R-360 Neptune is a coastal anti-ship cruise missile developed by Ukrainian Luch Design Bureau. Its design is tied to the old Soviet Kh-35 anti-ship missile, designed to defeat surface warships and other vessels with a displacement of up to 5,000 tons. Unlike the Kh-35 missile, the R-360 Neptune missile has improved range and electronics. The missile can engage convoys or individual targets. It is a relatively new weapon in Ukrainian Navy, introduced in early March 2021.
Antiship missiles are large weapons. They require training, which has simulators. An anti-ship missile also requires a launch platform, and the whole system can weigh tons. On top of that, they often require integration with radar to provide launch targeting.
Guided by that, Ukraine started to build its own coastal anti-ship cruise missile system. Production of advanced missile systems took place in cooperation with other Ukrainian enterprises, including Artem Luch GAhK, Kharkiv State Aircraft Manufacturing Company [uk], Motor Sich (MS-400 turbofan engine), Pivdenne YuMZ PivdenMash, Lviv LORTA [uk] and other radar electronics, Vyshneve ZhMZ Vizar Kyiv, Radionics (seeker), Arsenal SDP SE (navigation system) and others.
The first tests of the system were conducted on 22 March 2016, attended by Secretary of the National Security and Defense Council (NSDC) Oleksandr Turchynov. In mid-2017, the manufacturer tested Neptune missiles concurrently with the Vilkha missile complex trials. However, unlike the Vilkha, Luch Design Bureau did not publicize the test results and capabilities of the Neptune.
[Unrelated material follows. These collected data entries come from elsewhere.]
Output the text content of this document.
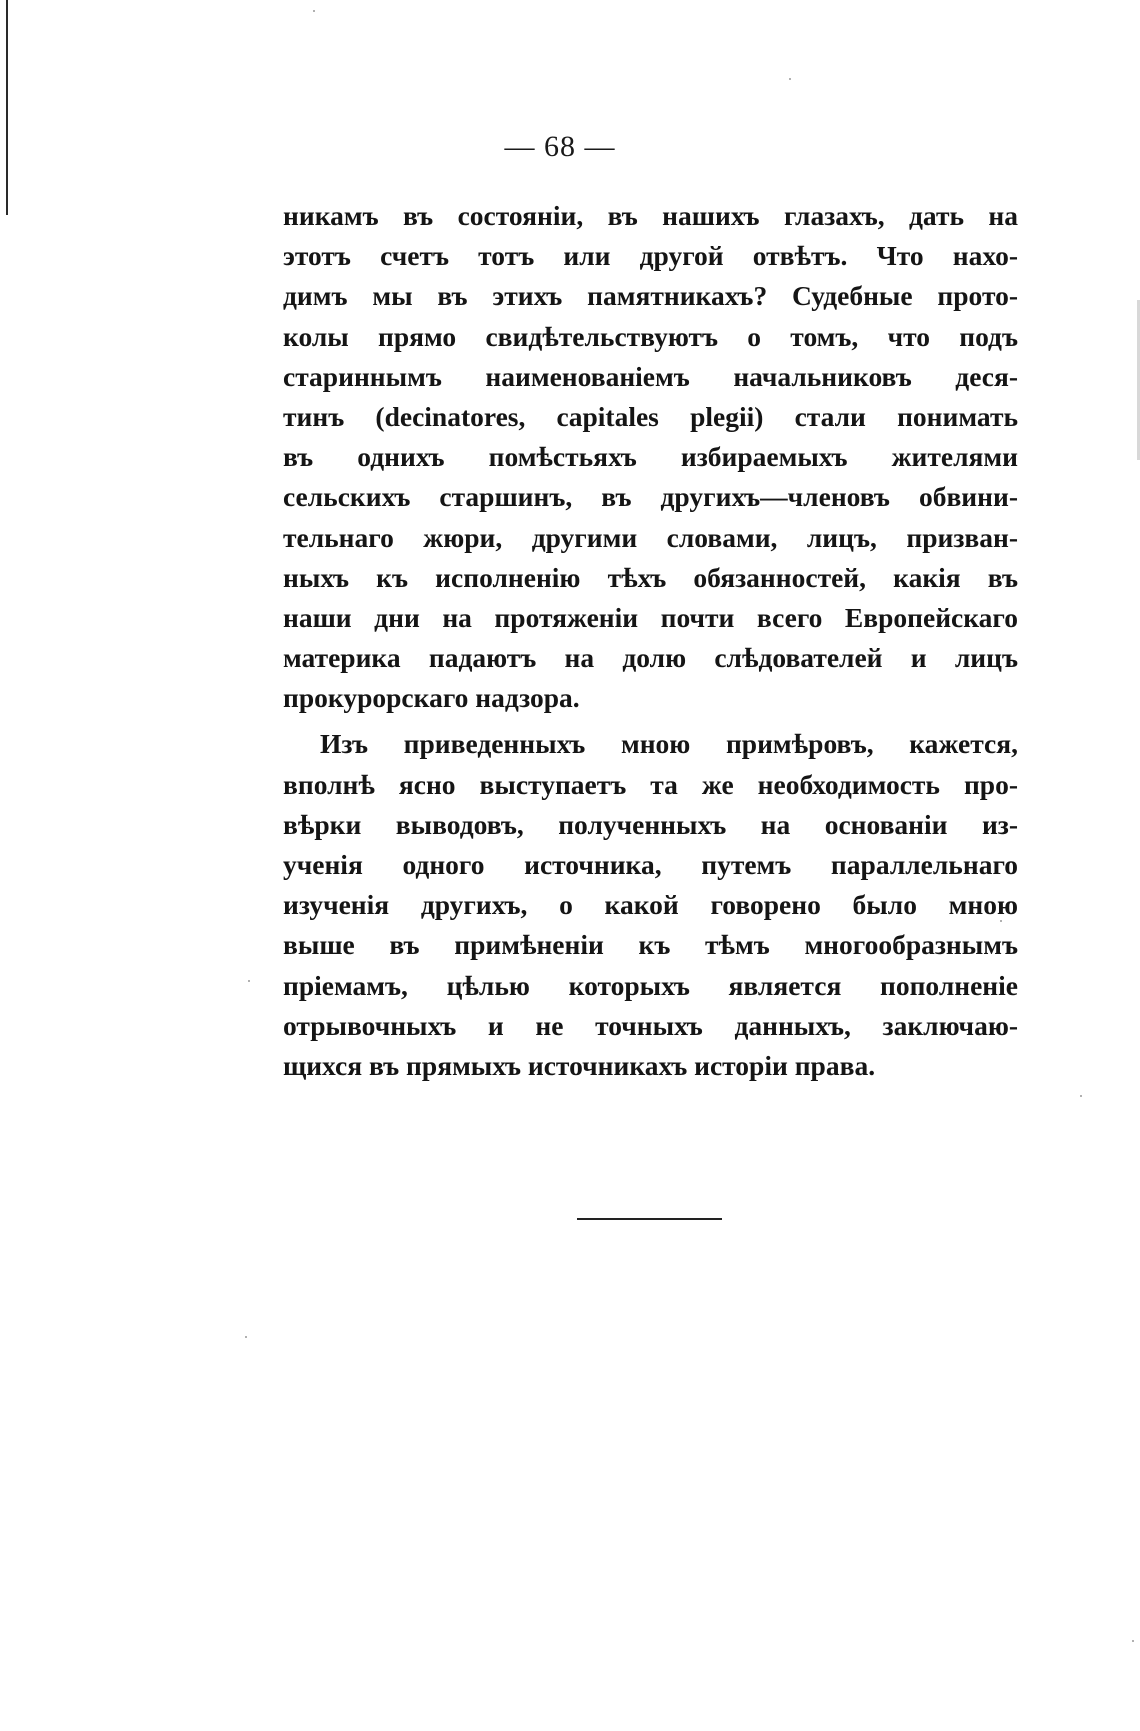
— 68 —
никамъ въ состояніи, въ нашихъ глазахъ, дать на
этотъ счетъ тотъ или другой отвѣтъ. Что нахо-
димъ мы въ этихъ памятникахъ? Судебные прото-
колы прямо свидѣтельствуютъ о томъ, что подъ
стариннымъ наименованіемъ начальниковъ деся-
тинъ (decinatores, capitales plegii) стали понимать
въ однихъ помѣстьяхъ избираемыхъ жителями
сельскихъ старшинъ, въ другихъ—членовъ обвини-
тельнаго жюри, другими словами, лицъ, призван-
ныхъ къ исполненію тѣхъ обязанностей, какія въ
наши дни на протяженіи почти всего Европейскаго
материка падаютъ на долю слѣдователей и лицъ
прокурорскаго надзора.
Изъ приведенныхъ мною примѣровъ, кажется,
вполнѣ ясно выступаетъ та же необходимость про-
вѣрки выводовъ, полученныхъ на основаніи из-
ученія одного источника, путемъ параллельнаго
изученія другихъ, о какой говорено было мною
выше въ примѣненіи къ тѣмъ многообразнымъ
пріемамъ, цѣлью которыхъ является пополненіе
отрывочныхъ и не точныхъ данныхъ, заключаю-
щихся въ прямыхъ источникахъ исторіи права.
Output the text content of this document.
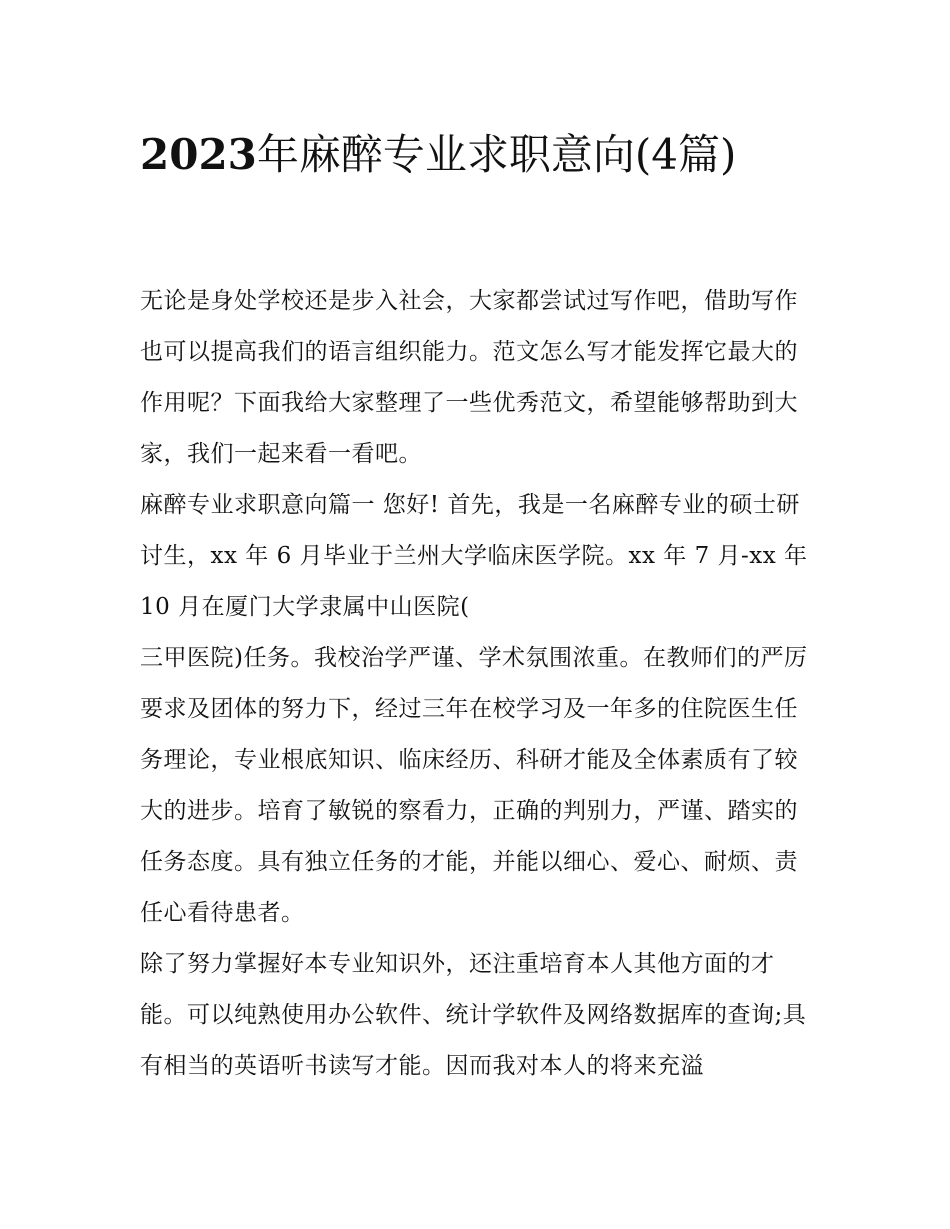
2023年麻醉专业求职意向(4篇)

无论是身处学校还是步入社会，大家都尝试过写作吧，借助写作也可以提高我们的语言组织能力。范文怎么写才能发挥它最大的作用呢？下面我给大家整理了一些优秀范文，希望能够帮助到大家，我们一起来看一看吧。

麻醉专业求职意向篇一 您好! 首先，我是一名麻醉专业的硕士研讨生，xx 年 6 月毕业于兰州大学临床医学院。xx 年 7 月-xx 年 10 月在厦门大学隶属中山医院(

三甲医院)任务。我校治学严谨、学术氛围浓重。在教师们的严厉要求及团体的努力下，经过三年在校学习及一年多的住院医生任务理论，专业根底知识、临床经历、科研才能及全体素质有了较大的进步。培育了敏锐的察看力，正确的判别力，严谨、踏实的任务态度。具有独立任务的才能，并能以细心、爱心、耐烦、责任心看待患者。

除了努力掌握好本专业知识外，还注重培育本人其他方面的才能。可以纯熟使用办公软件、统计学软件及网络数据库的查询;具有相当的英语听书读写才能。因而我对本人的将来充溢
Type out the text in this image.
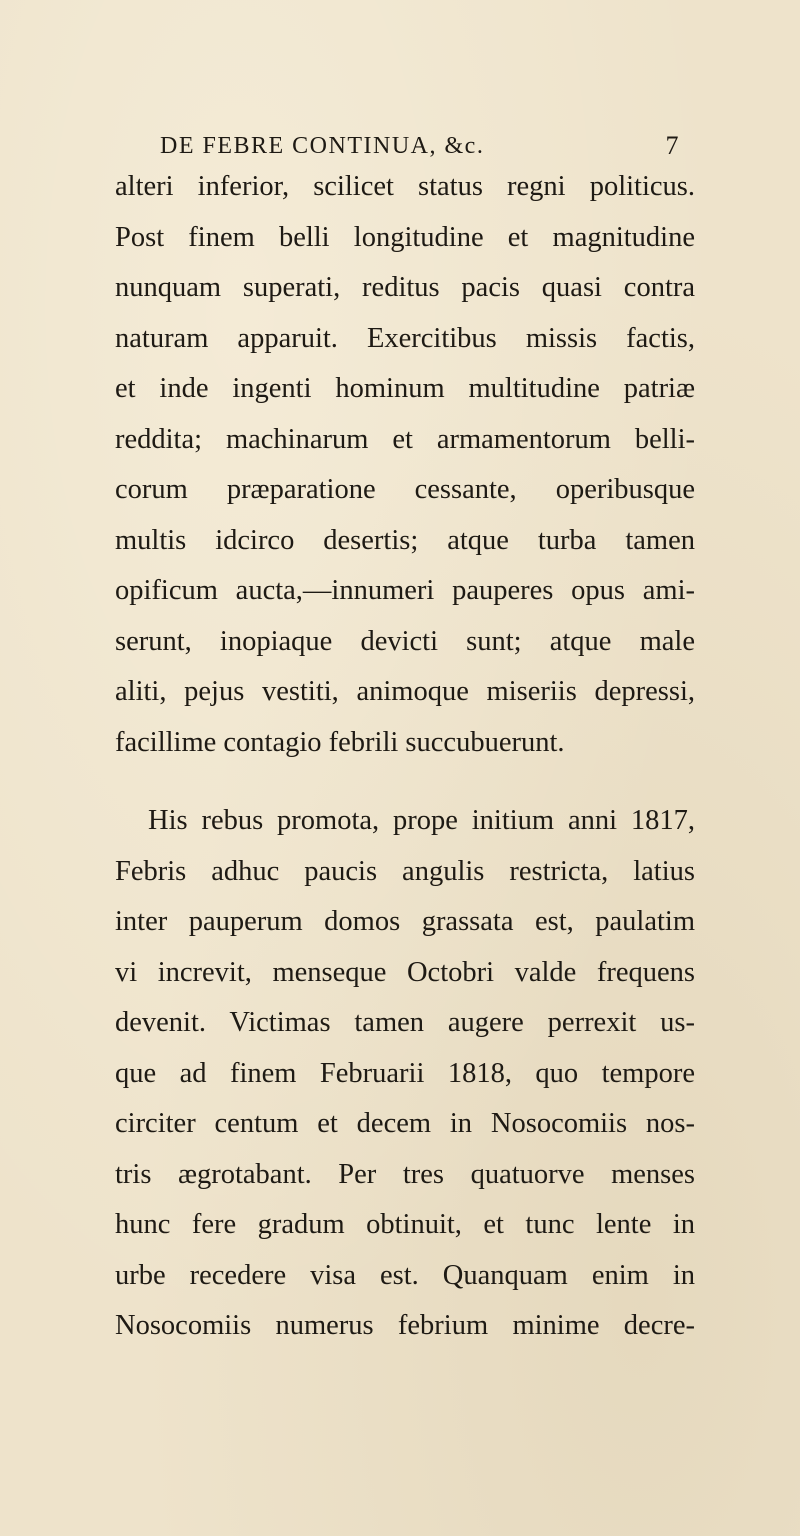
DE FEBRE CONTINUA, &c.	7
alteri inferior, scilicet status regni politicus.
Post finem belli longitudine et magnitudine
nunquam superati, reditus pacis quasi contra
naturam apparuit. Exercitibus missis factis,
et inde ingenti hominum multitudine patriæ
reddita; machinarum et armamentorum belli-
corum præparatione cessante, operibusque
multis idcirco desertis; atque turba tamen
opificum aucta,—innumeri pauperes opus ami-
serunt, inopiaque devicti sunt; atque male
aliti, pejus vestiti, animoque miseriis depressi,
facillime contagio febrili succubuerunt.
His rebus promota, prope initium anni 1817,
Febris adhuc paucis angulis restricta, latius
inter pauperum domos grassata est, paulatim
vi increvit, menseque Octobri valde frequens
devenit. Victimas tamen augere perrexit us-
que ad finem Februarii 1818, quo tempore
circiter centum et decem in Nosocomiis nos-
tris ægrotabant. Per tres quatuorve menses
hunc fere gradum obtinuit, et tunc lente in
urbe recedere visa est. Quanquam enim in
Nosocomiis numerus febrium minime decre-
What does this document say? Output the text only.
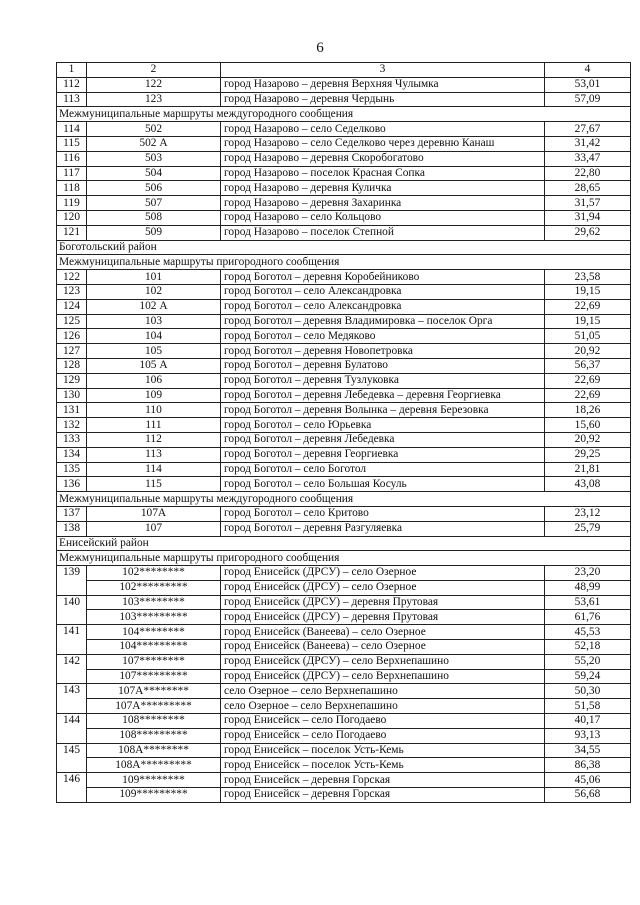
6
1	2	3	4
112	122	город Назарово – деревня Верхняя Чулымка	53,01
113	123	город Назарово – деревня Чердынь	57,09
Межмуниципальные маршруты междугородного сообщения			
114	502	город Назарово – село Седелково	27,67
115	502 А	город Назарово – село Седелково через деревню Канаш	31,42
116	503	город Назарово – деревня Скоробогатово	33,47
117	504	город Назарово – поселок Красная Сопка	22,80
118	506	город Назарово – деревня Куличка	28,65
119	507	город Назарово – деревня Захаринка	31,57
120	508	город Назарово – село Кольцово	31,94
121	509	город Назарово – поселок Степной	29,62
Боготольский район			
Межмуниципальные маршруты пригородного сообщения			
122	101	город Боготол – деревня Коробейниково	23,58
123	102	город Боготол – село Александровка	19,15
124	102 А	город Боготол – село Александровка	22,69
125	103	город Боготол – деревня Владимировка – поселок Орга	19,15
126	104	город Боготол – село Медяково	51,05
127	105	город Боготол – деревня Новопетровка	20,92
128	105 А	город Боготол – деревня Булатово	56,37
129	106	город Боготол – деревня Тузлуковка	22,69
130	109	город Боготол – деревня Лебедевка – деревня Георгиевка	22,69
131	110	город Боготол – деревня Волынка – деревня Березовка	18,26
132	111	город Боготол – село Юрьевка	15,60
133	112	город Боготол – деревня Лебедевка	20,92
134	113	город Боготол – деревня Георгиевка	29,25
135	114	город Боготол – село Боготол	21,81
136	115	город Боготол – село Большая Косуль	43,08
Межмуниципальные маршруты междугородного сообщения			
137	107А	город Боготол – село Критово	23,12
138	107	город Боготол – деревня Разгуляевка	25,79
Енисейский район			
Межмуниципальные маршруты пригородного сообщения			
139	102********	город Енисейск (ДРСУ) – село Озерное	23,20
	102*********	город Енисейск (ДРСУ) – село Озерное	48,99
140	103********	город Енисейск (ДРСУ) – деревня Прутовая	53,61
	103*********	город Енисейск (ДРСУ) – деревня Прутовая	61,76
141	104********	город Енисейск (Ванеева) – село Озерное	45,53
	104*********	город Енисейск (Ванеева) – село Озерное	52,18
142	107********	город Енисейск (ДРСУ) – село Верхнепашино	55,20
	107*********	город Енисейск (ДРСУ) – село Верхнепашино	59,24
143	107А********	село Озерное – село Верхнепашино	50,30
	107А*********	село Озерное – село Верхнепашино	51,58
144	108********	город Енисейск – село Погодаево	40,17
	108*********	город Енисейск – село Погодаево	93,13
145	108А********	город Енисейск – поселок Усть-Кемь	34,55
	108А*********	город Енисейск – поселок Усть-Кемь	86,38
146	109********	город Енисейск – деревня Горская	45,06
	109*********	город Енисейск – деревня Горская	56,68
According to the press service of the NSDC, the first successful flight tests of the system took place on 30 January 2018. On 17 August 2018, the missile successfully hit a target at 100 kilometers (62 mi) during test firings in southern Odessa. On 6 April 2019, the missile was again successfully tested, hitting targets during tests near Odesa. Luch Design Bureau delivered the R-360 Neptune system to the Ukrainian military in December 2019.
The missile was first revealed in the “Weapons and Security 2015” exhibition in Kyiv.
When deployed, a Neptune coastal defense system comprises a USPU-360 truck-based mobile launcher, four missiles, a TZM-360 transport/reload vehicle, an RCP-360 command, and control, and a special cargo vehicle. The system is designed to operate up to 25 kilometers (16 miles) inland of the coastline. A Neptune missile, including a rocket motor, is 5.05 meters (199 in) in length, with a cross-shaped hard wing.
Neptune missiles are designed to be housed in transport and launch containers (TLC) with dimensions 5.30 by 0.60 by 0.60 meters (209 in × 24 in × 24 in). The system has a maximum range of about 300 kilometers (190 mi). A single missile weighs 870 kilograms (1,920 lb), of which 150 kilograms (330 lb) is the warhead.
On April 13, 2022, Ukrainian Navy sources claimed the Russian cruiser Moskva was hit by two Neptune missiles during the Ukraine War, resulting in an ammunition explosion. A day later, on April 14, 2022, the Russian Ministry of Defence stated, without discussing the cause, that a fire had caused munitions to explode, and the crew had been fully evacuated. Russian news outlets announced that Russian warship Moskva had sunk in inclement weather while being towed a few hours later.